# Stuff you need to know after the ammo bans..



## Magus (Dec 1, 2008)




----------



## HamiltonFelix (Oct 11, 2011)

I recall, years ago, drilling some flash holes oversized on .45 ACP brass I was using with those plastic, primer-powered indoor "Target 45" bullets Speer used to sell. I seem to also recall being warned not to mix those cases with my others, as the oversized flash holes would cause normal firing pressures to do bad things to primers.

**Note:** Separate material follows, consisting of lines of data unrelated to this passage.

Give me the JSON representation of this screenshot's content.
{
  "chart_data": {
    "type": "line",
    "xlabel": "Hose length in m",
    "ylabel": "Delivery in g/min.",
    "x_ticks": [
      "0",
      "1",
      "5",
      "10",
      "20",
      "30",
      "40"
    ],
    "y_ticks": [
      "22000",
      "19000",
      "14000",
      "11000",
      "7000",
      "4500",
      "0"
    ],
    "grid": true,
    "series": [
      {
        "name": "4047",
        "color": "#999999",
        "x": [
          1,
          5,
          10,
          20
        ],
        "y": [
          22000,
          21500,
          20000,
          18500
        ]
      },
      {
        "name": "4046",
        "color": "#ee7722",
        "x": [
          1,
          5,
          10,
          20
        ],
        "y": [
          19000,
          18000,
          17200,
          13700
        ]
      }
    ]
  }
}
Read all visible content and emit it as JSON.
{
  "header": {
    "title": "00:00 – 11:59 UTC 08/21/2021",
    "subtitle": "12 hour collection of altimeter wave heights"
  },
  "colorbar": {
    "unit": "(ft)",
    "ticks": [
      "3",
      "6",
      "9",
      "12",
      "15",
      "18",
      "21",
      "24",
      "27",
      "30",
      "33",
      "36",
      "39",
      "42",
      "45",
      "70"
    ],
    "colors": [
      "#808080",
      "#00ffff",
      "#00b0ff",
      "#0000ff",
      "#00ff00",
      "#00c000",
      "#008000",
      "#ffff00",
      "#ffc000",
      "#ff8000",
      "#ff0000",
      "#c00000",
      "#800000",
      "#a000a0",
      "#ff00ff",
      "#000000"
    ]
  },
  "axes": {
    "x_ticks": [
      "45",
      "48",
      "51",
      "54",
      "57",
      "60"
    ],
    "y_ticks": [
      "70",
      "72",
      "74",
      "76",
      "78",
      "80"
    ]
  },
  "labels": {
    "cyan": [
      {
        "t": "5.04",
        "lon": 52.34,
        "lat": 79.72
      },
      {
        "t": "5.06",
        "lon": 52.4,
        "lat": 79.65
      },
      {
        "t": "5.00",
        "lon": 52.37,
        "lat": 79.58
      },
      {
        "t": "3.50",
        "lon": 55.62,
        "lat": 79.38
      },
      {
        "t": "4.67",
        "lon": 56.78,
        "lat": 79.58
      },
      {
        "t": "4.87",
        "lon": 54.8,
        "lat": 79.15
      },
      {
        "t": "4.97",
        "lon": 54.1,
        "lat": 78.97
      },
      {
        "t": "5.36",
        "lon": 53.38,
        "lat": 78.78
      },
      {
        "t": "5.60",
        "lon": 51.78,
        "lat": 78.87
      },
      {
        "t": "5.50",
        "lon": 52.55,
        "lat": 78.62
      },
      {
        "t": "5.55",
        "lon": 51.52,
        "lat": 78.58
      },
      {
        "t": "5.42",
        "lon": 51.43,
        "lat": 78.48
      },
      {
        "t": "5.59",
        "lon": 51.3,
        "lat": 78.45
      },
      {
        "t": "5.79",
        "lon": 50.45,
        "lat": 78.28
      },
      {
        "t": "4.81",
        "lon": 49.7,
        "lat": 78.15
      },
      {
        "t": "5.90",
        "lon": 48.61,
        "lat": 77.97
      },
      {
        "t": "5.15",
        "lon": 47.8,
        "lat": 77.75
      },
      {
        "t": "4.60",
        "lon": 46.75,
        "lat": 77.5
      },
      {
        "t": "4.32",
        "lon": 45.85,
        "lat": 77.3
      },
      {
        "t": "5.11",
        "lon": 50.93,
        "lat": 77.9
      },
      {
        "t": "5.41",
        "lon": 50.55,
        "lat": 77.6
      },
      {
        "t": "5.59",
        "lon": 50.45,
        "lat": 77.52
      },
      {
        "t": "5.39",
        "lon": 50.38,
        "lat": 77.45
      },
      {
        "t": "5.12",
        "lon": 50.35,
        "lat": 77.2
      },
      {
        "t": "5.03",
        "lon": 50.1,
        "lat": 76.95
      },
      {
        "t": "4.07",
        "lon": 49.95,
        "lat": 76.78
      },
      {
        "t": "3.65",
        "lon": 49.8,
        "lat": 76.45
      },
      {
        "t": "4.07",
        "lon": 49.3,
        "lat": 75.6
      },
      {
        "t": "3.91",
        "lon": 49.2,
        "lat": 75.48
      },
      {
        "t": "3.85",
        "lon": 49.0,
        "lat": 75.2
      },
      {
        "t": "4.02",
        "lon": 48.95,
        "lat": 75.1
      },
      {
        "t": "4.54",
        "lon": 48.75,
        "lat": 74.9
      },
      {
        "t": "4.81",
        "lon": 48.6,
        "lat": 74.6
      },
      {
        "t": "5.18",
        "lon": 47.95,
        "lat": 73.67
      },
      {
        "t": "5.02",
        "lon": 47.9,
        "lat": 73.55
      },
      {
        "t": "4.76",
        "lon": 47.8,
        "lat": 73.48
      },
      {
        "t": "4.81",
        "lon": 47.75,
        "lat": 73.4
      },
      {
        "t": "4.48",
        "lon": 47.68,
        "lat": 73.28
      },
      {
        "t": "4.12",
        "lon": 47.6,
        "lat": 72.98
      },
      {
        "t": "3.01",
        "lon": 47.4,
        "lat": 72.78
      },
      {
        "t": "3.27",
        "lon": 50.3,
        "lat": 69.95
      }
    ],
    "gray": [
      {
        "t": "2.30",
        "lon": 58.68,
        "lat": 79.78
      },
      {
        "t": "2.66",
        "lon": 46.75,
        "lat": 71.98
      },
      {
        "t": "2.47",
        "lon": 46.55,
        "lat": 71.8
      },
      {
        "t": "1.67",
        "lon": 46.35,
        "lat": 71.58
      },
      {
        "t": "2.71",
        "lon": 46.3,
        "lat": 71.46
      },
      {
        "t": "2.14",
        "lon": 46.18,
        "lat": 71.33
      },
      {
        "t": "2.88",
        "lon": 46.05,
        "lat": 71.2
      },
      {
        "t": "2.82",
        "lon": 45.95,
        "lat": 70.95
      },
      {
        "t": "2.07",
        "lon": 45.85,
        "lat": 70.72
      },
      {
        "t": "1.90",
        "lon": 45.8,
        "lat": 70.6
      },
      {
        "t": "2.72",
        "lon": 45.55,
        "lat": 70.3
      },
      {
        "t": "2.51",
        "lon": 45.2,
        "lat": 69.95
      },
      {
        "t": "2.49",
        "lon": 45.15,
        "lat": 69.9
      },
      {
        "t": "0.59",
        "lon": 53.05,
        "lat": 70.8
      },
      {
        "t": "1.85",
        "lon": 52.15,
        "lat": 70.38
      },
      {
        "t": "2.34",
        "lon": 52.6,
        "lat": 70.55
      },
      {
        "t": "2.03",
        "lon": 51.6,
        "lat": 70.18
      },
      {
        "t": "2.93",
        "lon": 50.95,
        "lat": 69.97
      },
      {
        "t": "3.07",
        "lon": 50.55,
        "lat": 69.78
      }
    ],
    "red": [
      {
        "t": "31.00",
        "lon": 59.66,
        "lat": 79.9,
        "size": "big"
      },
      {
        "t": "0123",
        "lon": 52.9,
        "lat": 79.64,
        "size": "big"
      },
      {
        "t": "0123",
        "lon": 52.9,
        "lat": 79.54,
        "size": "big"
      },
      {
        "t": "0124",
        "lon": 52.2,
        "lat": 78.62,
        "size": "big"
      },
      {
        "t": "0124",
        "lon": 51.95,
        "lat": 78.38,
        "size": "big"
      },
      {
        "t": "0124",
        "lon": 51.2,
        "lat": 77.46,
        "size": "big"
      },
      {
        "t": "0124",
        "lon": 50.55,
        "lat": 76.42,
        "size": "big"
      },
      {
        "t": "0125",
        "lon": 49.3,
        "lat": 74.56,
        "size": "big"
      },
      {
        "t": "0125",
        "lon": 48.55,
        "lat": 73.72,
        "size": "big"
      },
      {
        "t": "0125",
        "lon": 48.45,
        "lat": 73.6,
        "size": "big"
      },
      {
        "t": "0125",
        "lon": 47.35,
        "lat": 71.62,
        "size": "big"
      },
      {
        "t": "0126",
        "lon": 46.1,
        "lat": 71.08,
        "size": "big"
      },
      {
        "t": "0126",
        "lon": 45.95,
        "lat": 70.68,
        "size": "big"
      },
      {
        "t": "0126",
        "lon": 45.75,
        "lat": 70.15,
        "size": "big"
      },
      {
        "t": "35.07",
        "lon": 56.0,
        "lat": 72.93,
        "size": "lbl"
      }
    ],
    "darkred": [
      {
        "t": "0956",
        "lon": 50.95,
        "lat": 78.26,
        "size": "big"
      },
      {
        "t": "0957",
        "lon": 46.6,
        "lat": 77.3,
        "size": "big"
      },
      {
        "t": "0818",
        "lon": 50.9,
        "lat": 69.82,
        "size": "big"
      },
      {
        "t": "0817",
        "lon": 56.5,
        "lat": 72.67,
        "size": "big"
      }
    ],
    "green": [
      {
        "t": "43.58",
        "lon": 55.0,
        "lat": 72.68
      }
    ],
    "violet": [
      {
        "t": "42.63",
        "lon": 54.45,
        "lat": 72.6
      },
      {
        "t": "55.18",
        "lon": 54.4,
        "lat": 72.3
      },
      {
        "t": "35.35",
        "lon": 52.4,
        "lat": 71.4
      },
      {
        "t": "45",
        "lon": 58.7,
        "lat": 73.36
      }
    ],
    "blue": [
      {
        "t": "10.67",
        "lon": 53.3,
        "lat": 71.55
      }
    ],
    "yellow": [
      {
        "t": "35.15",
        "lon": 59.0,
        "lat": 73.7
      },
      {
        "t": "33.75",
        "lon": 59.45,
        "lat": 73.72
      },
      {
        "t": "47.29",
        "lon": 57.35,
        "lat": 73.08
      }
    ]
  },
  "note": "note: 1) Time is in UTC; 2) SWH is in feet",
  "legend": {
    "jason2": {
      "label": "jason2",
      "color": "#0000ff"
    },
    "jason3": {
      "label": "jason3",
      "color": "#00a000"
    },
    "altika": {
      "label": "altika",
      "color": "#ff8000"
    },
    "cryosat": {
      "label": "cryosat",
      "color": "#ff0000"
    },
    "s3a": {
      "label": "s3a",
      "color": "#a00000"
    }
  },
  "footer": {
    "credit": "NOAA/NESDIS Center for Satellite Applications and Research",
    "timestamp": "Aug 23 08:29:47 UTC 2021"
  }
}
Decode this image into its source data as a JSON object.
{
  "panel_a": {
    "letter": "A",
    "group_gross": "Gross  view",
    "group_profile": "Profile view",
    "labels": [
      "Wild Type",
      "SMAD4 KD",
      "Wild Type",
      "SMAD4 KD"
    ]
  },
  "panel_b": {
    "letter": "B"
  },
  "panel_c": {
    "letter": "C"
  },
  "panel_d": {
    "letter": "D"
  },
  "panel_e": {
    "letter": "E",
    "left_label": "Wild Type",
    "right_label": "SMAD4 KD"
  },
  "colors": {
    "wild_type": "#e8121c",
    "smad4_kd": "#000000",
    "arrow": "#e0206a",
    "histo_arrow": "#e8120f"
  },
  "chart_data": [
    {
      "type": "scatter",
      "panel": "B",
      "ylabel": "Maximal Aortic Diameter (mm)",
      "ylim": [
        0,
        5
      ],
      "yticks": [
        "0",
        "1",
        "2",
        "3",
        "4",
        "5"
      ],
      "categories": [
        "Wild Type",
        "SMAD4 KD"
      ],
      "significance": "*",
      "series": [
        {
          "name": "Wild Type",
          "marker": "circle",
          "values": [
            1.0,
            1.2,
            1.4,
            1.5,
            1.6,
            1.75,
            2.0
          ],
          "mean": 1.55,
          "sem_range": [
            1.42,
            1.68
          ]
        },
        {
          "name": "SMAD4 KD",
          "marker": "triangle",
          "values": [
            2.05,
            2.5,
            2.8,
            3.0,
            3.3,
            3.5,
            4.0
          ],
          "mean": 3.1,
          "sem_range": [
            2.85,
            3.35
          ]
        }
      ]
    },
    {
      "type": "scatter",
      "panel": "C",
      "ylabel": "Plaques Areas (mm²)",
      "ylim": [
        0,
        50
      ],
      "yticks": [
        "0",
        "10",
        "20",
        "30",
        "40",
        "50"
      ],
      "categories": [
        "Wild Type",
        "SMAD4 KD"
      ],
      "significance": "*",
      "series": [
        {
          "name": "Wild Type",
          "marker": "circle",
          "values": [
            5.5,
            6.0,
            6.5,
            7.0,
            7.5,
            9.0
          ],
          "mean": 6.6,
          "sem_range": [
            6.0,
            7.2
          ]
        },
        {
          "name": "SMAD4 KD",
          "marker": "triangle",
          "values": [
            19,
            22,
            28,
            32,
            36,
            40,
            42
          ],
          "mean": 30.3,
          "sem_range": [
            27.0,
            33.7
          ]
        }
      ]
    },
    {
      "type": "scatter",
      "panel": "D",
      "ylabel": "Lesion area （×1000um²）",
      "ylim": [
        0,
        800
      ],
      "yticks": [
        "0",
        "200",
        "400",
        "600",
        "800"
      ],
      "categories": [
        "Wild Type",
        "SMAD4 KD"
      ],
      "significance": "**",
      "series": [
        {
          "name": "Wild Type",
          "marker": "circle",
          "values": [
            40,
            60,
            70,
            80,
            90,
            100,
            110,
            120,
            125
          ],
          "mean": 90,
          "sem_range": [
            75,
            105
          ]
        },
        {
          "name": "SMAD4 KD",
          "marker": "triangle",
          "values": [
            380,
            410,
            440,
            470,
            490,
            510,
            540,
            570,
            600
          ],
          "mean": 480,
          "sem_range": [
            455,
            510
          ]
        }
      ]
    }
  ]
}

As I say, this was a long time ago and memory is fuzzy. But should we worry about doing this Boxer conversion and having the wrong sized flash holes?


----------



## hiwall (Jun 15, 2012)

if the flash hole is oversize and the ammo is stored primer down then powder can work its way into the primer area causing increased pressures----or so the rumor says??


----------



## OldCootHillbilly (Jul 9, 2010)

So ifin ya keep em standin on there heads they'd be OK? Cause I got lots a them layin round I'd like ta use. Maybe the key be the right size flash hole? Anybody know what size that there might be?


----------



## Caribou (Aug 18, 2012)

They should be a bit larger than the depriving pin. That would be easy enough to check.


----------



## mosquitomountainman (Jan 25, 2010)

The information I've found gives anywhere from .074 to .082 thousandths. Some of the target ammo uses smaller diameter primer holes. The larger holes (over .082) are _sometimes_ detrimental to accuracy although some range time would be worth it just to be sure. A lot will depend on the powder/primer/bullet/cartridge combination in question.


----------